The spliced HERV-K products from DU145, LNCaP, and PC3 cells were not generated in the absence of RT (Figure 3B), showing that they were indeed derived from RNA templates. The possibility that they were derived from spliced pseudogenes was also considered by searching existing human genome sequences for the sequences that we detected using BLAT. No such products were detected.

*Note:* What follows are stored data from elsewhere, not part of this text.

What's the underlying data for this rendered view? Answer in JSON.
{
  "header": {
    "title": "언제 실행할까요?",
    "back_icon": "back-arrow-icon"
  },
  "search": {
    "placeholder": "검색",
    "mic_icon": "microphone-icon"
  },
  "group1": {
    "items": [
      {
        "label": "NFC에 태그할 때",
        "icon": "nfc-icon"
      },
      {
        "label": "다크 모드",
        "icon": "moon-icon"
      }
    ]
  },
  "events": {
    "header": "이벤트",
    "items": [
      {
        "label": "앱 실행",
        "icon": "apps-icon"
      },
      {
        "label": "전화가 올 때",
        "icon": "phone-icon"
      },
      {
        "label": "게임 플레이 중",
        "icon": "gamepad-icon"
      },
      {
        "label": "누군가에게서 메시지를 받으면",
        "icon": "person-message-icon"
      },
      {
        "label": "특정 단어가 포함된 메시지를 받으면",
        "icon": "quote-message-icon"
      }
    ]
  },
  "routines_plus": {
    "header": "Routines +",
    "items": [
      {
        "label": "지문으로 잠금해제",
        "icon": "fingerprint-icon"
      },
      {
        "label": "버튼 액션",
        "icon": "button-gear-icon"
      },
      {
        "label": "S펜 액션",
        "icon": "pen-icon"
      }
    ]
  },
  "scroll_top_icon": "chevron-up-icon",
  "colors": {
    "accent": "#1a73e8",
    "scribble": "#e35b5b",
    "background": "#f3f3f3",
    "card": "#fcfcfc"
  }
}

Moreover the splicing of K108 RNA exactly at the canonical sites as expected provided a control that expected splicing was detectable under the conditions used. Thus it appears that the unexpected use of non-canonical splice sites for some HERV-K transcripts accurately reflected unusual splicing that occurred in the PrCa cell lines used.
Solo LTRs are Actively Transcribed
The question whether solo LTRs are transcribed was also addressed. As these, like viral LTRs in general, contain the viral U3 region transcriptional regulatory elements, they thus have the potential to initiate transcription (53, 54). In addition, many HERV-K solo LTRs are present within transcription units of cellular genes and may be transcribed as segments of such units. Since solo LTRs outnumber proviruses containing the viral internal sequences (16), we hypothesized that the levels of their RNAs might be higher than those from HERV-K internal sequences. If, alternatively, LTR transcripts were predominantly components of longer viral transcripts originating from full-length HERV-K proviruses, then the levels would be similar.

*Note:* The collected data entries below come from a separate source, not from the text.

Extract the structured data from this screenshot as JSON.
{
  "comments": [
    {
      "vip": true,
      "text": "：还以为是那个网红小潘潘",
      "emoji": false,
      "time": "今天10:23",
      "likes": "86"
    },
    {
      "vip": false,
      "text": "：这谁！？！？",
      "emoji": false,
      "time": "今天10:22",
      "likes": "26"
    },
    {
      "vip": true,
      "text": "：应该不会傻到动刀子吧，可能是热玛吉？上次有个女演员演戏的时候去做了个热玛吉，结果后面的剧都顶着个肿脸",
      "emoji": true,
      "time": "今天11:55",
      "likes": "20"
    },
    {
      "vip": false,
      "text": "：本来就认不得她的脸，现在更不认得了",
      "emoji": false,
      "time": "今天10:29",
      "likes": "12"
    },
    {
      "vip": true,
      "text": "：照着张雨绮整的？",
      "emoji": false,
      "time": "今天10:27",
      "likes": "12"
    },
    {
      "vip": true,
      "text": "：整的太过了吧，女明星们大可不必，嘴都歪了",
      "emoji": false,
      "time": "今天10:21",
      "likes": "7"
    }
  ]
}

To answer this question, two-step, quantitative, RT-PCR was performed with one primer pair designed in the LTR and one in the env gene (q-LTR and q-env, Figure 2). The q-LTR pair was positioned in the R portion of the LTR, and the q-env pair was positioned so that it detected both unspliced and 1×-spliced env mRNA. In all four PrCa cell lines, the average difference of threshold cycle (Ct) between transcription levels of LTRs and env was about 7.2 Ct (Figure 5), which corresponds to roughly 100-fold or greater levels of LTR RNA than unspliced or 1×-spliced RNA. Since the unspliced and 1×-spliced RNAs have two copies of the LTR R region for each copy of env (Figure 2), the great excess of LTR transcripts presumably reflects a large excess of transcripts derived from solo LTRs.
Figure 5. Quantitative RT-PCR of HERV-K LTR and env sequences in prostate cancer cell lines. Threshold cycle is shown for the viral components in each cell line.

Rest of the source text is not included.